Dziki nocny pościg za ostatnim autobusem jadacym jeszcze dziś na południe, na dworcu ostatniej szansy. Tam niestety odprawią nas z kwitkiem dosłownie - wysyłają pod adres napisany na karteczce. Tam jest jakieś nowe przedsięwzięcie, co jeździ do Agadiru. Problemu to nam nie rozwiązuje, ale jest to najlepsza ze złych opcji. Nasz taryfiarz ogarnia temat biletów, kosztują jakieś śmieszne pieniądze. Żegna nas czule, naprawdę, jakbyśmy byli dobrymi znajomymi, Rado wpycha mu jeszcze spory napiwek – facet naprawdę wyrobił kilkaset procent normy. Zostajemy w środku nocy, z wypisanymi na kartce z notatnika „biletami”. Jakieś skrzyżowanie, wraki aut. Autobusu brak, ale ma być za półtorej godziny. Dochodzi północ więc czas na kawę. Zaspany barman serwuje nam 3 porcje płynnego asfaltu podlane przypalonym mlekiem. Cholera, jakbym znał to miejsce wcześniej to nie szarpał bym się z biletem. Dwie takie kawy i przed świtem dobiegłbym do Agadiru ...

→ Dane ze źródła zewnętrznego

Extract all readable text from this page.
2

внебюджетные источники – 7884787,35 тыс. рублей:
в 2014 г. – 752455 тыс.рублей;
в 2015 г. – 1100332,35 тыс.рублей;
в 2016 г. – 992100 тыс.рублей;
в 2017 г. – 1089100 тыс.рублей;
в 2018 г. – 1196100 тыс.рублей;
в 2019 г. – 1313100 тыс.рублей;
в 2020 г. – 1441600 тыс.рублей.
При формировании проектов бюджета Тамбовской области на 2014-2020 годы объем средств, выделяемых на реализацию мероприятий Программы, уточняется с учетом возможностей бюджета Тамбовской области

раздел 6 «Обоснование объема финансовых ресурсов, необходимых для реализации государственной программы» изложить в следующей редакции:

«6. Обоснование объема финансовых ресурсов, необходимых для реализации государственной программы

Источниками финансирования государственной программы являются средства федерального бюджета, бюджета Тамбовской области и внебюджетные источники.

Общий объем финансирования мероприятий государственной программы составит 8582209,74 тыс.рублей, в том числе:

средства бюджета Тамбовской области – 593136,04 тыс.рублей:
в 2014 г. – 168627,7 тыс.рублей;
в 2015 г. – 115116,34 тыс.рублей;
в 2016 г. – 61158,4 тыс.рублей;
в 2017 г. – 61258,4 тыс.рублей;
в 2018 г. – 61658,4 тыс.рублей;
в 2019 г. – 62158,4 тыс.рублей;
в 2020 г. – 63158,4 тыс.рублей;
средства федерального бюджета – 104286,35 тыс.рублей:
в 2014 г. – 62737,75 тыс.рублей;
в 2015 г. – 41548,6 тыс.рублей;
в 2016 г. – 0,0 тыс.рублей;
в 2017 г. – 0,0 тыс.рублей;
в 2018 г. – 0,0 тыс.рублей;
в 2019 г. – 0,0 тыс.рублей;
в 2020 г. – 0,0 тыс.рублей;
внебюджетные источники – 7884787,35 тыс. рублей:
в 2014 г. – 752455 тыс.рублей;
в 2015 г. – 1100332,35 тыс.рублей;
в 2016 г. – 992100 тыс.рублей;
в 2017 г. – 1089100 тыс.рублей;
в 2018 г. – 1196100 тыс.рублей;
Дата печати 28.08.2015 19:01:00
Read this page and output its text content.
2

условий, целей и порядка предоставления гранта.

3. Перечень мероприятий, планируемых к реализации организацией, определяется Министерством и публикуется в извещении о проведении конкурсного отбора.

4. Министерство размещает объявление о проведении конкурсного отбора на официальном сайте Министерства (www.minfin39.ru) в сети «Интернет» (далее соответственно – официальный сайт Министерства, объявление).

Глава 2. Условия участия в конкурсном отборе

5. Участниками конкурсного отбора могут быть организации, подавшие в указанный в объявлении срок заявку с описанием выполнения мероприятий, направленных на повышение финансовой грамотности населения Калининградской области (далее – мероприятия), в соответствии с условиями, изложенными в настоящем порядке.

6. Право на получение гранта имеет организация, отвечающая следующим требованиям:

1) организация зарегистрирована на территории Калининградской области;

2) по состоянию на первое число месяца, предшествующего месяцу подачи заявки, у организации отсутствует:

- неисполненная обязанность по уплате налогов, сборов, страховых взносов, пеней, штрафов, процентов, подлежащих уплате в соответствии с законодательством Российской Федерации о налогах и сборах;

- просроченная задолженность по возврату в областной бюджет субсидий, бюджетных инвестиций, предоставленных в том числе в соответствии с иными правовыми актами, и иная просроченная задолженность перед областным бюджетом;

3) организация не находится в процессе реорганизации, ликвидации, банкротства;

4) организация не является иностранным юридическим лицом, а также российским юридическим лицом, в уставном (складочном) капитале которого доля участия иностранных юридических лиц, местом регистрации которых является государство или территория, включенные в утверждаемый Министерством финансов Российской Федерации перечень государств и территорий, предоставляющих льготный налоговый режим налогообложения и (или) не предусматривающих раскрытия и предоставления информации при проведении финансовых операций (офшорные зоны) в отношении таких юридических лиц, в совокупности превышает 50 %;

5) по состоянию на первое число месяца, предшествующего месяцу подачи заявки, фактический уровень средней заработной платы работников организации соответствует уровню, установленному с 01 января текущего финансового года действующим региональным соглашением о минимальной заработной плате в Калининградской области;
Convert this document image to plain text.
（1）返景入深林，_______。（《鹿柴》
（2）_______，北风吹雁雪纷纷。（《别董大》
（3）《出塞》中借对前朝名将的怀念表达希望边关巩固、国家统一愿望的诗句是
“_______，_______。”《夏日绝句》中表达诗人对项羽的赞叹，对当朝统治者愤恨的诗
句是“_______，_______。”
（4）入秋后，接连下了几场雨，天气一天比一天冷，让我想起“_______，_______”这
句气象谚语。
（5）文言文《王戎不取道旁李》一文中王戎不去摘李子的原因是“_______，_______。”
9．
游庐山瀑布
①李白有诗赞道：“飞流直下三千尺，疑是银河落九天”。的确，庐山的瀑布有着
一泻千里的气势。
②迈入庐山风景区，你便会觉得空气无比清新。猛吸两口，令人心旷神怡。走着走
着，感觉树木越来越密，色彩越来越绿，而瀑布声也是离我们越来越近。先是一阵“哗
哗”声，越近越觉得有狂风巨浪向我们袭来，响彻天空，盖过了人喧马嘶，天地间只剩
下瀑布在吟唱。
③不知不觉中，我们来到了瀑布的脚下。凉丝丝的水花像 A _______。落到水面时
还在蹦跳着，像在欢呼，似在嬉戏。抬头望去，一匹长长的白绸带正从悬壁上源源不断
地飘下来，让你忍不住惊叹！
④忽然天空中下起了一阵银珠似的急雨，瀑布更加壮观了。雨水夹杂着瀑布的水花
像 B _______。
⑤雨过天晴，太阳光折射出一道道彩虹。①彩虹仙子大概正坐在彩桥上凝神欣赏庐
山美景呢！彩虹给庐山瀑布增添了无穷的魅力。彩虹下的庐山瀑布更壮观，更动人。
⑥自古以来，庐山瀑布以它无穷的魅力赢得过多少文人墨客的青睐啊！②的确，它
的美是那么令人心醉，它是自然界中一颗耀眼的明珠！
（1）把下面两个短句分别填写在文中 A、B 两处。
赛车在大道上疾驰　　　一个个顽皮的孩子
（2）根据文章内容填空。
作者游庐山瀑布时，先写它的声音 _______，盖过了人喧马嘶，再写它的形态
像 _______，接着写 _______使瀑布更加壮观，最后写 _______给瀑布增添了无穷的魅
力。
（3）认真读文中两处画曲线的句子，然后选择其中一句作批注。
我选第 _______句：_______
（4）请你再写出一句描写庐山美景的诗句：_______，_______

Stał się cud, autobus wtacza się spod wiaduktu. Zawalony ludźmi po dach. Prezentujemy kierowcy nasze papierki i ten o dziwo kiwa głową, wywala kogoś żeby zwolnić nam miejsca i ... ruszamy na południe!
Rado ląduje wciśniety miedzy starą babę a królika w klatce, Slider gdzieś zniknął z tyłu. „Slider jesteś?” Ryczę na cały regulator by skomunikować się z kilkoma rzędami do tyłu. „Tak”. „Siedzisz?”... „Nie wiem”, pada wyduszone gdzieś z trzewi bestii zbiorowej komunikacji. Plecaki na kolanach, ledwo oddycham, Slider jeszcze z tą cholerną rurą gdzies się szamoce. Autobus swą podróż kończy już po kilku minutach, na jakimś wielkim targu. Kierowca wysiada, bez słowa idzie gdzieś fpisdu. Koło mnie budzi się jakiś lokalny kolo. Kim jesteś pyta po angielsku. Kuba. Acha, to dobrze. Facet jest chory na maxa, kaszle, charczy, spluwa, kicha i prztycha niczym stary diesel zimowego poranka, cholerny inkubator się mi trafił. W myślach przewijam wszelkie znane ustrojstwa jakimi można się zarazić od tego zioma, od tężca po heinego medina. Najsłynniejszego kaszlu swiata wtedy jeszcze nie znamy, maseczek niestety też. Mijają godziny, wpycham mu prawie siłą na paszcze chusteczki. Mimo mistrzostwa świata w katarze (a jakże, Maroko daleko zaszło) facet nawija jak nakręcony, pół historii życia już usłyszałem, jama pełna glutów nie zamyka się nawet na sekundę. Mija pół godziny, godzina – kierowcy nie ma. Autobus pełen ludzi, wyłączona wentylacja, powietrze można kroić. Standardowym zwyczajem, na pokład wsiadają sprzedawcy batoników, piszczących piłeczek, skarpet, świecących piłeczek, jeden skurczybyk ma nawet warczące i świecące UFO na patyku. Lezie, drze japę, nadupca tym UFO na patyku migającymi diodami ludzi po głowach, przed amputacją oka ratują mnie tylko okulary. Było blisko i do pełnego pirata brakowało by mi tylko gadającej papugi, choć pewnie jakbym zabrał SARSika z fotela obok to by się nadał, gada non stop. Sprzedawca UFO i batoników niewidomy, więc ludzie tylko go przepychają przez autobus. Kolejna godzina obnośnego jarmarku, bab płaczliwych i dziadów stękających i oto na horyzoncie pojawia się nasz oprawca i zbawca w jednej osobie – kierowca autobusu. Rusza, przy prawie-że owacji ludzi na pokładzie, włącza nawet wentylację, „lucki pon” z niego, ma gest. Reszta podróży to przysypianie, budzenie się na chopkach i zakrętach, przysypianie, jakieś dziwne twarze. Katarczyk wreszcie zasnął i przestał infekować, zadanie jak się okaze wykonał więć śpi snem spełnionego człowieka. Zjeżdżamy w środku nocy na postój, gdzieś w środku niczego stoi stacja, przy niej grill, tajiny i kebaby.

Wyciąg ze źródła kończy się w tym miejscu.